Everyone is so sure that Jackson is the savior here, but they forget how uninspired he had seemed in that final season. They forget that too much of the Lakers' staff had become lethargic, that the arrival of Brown had been uncomfortable for so many so used to leaving early every day. Yet this is a results business, and no one cares how many hours that Brown invested into the job, or how late he made his assistants stay.


This is about public relations now, about feeding that Staples Center and Hollywood monster, and Buss needs a coach with a pedigree. The greatest coach of all, Phil Jackson, could be waiting to come cash Buss' checks again, and motivated and inspired, his hiring would be a bargain at any price. He still needs to decide that he wants to coach again, that he wants the Lakers, but he's forever a sucker for the drama, for riding back to save the franchise. Two years ago, he couldn't wait to get out of the Lakers, get out of the NBA, and you wonder what's changed except for boredom and that lust for the next big score, that next big Hollywood ending.
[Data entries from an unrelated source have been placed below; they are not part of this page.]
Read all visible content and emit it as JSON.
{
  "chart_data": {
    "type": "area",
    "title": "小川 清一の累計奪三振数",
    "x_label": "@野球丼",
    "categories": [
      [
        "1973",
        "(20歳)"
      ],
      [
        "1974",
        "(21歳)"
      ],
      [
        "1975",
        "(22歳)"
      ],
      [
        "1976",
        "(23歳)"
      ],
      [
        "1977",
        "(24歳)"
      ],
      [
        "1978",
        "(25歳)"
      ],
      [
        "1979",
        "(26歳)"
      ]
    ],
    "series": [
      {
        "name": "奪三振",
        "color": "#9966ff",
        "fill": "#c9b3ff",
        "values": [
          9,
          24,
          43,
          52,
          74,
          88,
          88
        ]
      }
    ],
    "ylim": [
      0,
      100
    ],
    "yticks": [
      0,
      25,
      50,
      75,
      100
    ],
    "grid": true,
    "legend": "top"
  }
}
"We want Phil," the Lakers fans chanted on Friday night in the Staples Center. "We want Phil."
Jerry Buss' plan is to give the people what they want: the great Phil Jackson. They remember the five titles with the Lakers, but everyone wants to forget the end, the way that Jackson dragged himself, dragged a team, to the finish line. This job is a grind, and those cheers fade fast. There are no Hollywood endings in the NBA – just old guys staying too long, coming back for all the wrong reasons.
Phil Jackson needs to think long and hard, because this job demands something out of a man that maybe's no longer inside of him. Remember the way it ended two year ago, remember the way that Jackson, that the organization, that too many of the players no longer drove themselves. Remember, Phil Jackson knew it was time to go.